In 1908, Henry Ford unveiled what would be the most famous U.S. automobile ever produced, the Model T Ford. In 1964, Garton Toy Company capitalized on the historical importance of the Model T by producing a Tin Lizzie pedal car. Authentic features included old-style running boards and fenders, a french bulb horn, visor style windshield and authentic motor meter. Bright green paint accented with yellow and black made this unique pedal car even more appealing. Thanks to Garton, the already famous Model T was captured forever in the hearts of young and old alike with this faithful reproduction. Today, the Tin Lizzie is a highly sought after collector pedal car and is often hard to find in good, restorable condition.

Garton Jeep:

In 1959, Garton offered a salute to the U.S armed services with the introduction of the Army Jeep. This pedal-driven vehicle had traditional olive drab paint, simple white U.S. star graphics and thick military tread tires. The plain Army Jeep was soon replaced by a bright blue Air Force Jeep that featured yellow winged-star graphics and was offered until 1964. The basic Army Jeep came back with a vengeance in 1964, sporting a bazooka military launcher attached to the vehicle’s side. Later in 1964, Garton offered the laid-back Country Squire. This pedal-driven cruiser was bright blue with woodgrain side graphics a gun site hood ornament and three removable wooden racks around the rear of the car.

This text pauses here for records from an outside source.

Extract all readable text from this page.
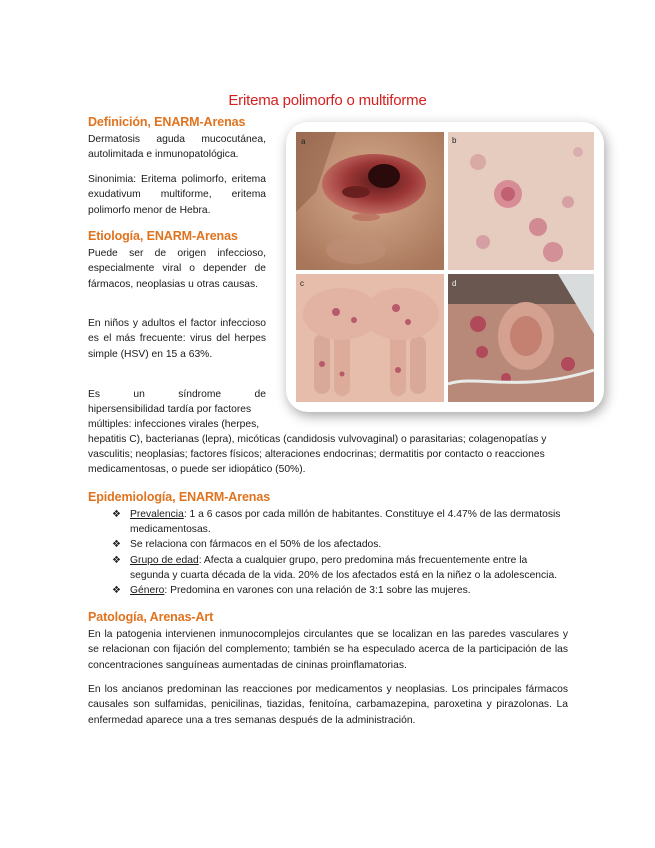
Eritema polimorfo o multiforme
Definición, ENARM-Arenas

Dermatosis aguda mucocutánea, autolimitada e inmunopatológica.

Sinonimia: Eritema polimorfo, eritema exudativum multiforme, eritema polimorfo menor de Hebra.

Etiología, ENARM-Arenas

Puede ser de origen infeccioso, especialmente viral o depender de fármacos, neoplasias u otras causas.

En niños y adultos el factor infeccioso es el más frecuente: virus del herpes simple (HSV) en 15 a 63%.

Es	un	síndrome	de
hipersensibilidad tardía por factores
múltiples: infecciones virales (herpes,
hepatitis C), bacterianas (lepra), micóticas (candidosis vulvovaginal) o parasitarias; colagenopatías y
vasculitis; neoplasias; factores físicos; alteraciones endocrinas; dermatitis por contacto o reacciones
medicamentosas, o puede ser idiopático (50%).
a	b
c	d
Epidemiología, ENARM-Arenas
❖ Prevalencia: 1 a 6 casos por cada millón de habitantes. Constituye el 4.47% de las dermatosis
medicamentosas.
❖ Se relaciona con fármacos en el 50% de los afectados.
❖ Grupo de edad: Afecta a cualquier grupo, pero predomina más frecuentemente entre la
segunda y cuarta década de la vida. 20% de los afectados está en la niñez o la adolescencia.
❖ Género: Predomina en varones con una relación de 3:1 sobre las mujeres.
Patología, Arenas-Art

En la patogenia intervienen inmunocomplejos circulantes que se localizan en las paredes vasculares y se relacionan con fijación del complemento; también se ha especulado acerca de la participación de las concentraciones sanguíneas aumentadas de cininas proinflamatorias.

En los ancianos predominan las reacciones por medicamentos y neoplasias. Los principales fármacos causales son sulfamidas, penicilinas, tiazidas, fenitoína, carbamazepina, paroxetina y pirazolonas. La enfermedad aparece una a tres semanas después de la administración.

Still not ready to give up on the military vehicles, Garton produced the 1966 camouflage painted Army Jeep, with a chain-drive pedal system and hood mounted machine gun. A Hook and Ladder Fire Department model also made a brief, one-year appearance during the production period. A bizarre offering from Garton was the 1967 bright pink Surrey, complete with fringed pink-and-white striped canopy top, blue grille, windshield and wheels. Garton got a lot of mileage out of the basic jeep styling, making the cars easy to find today.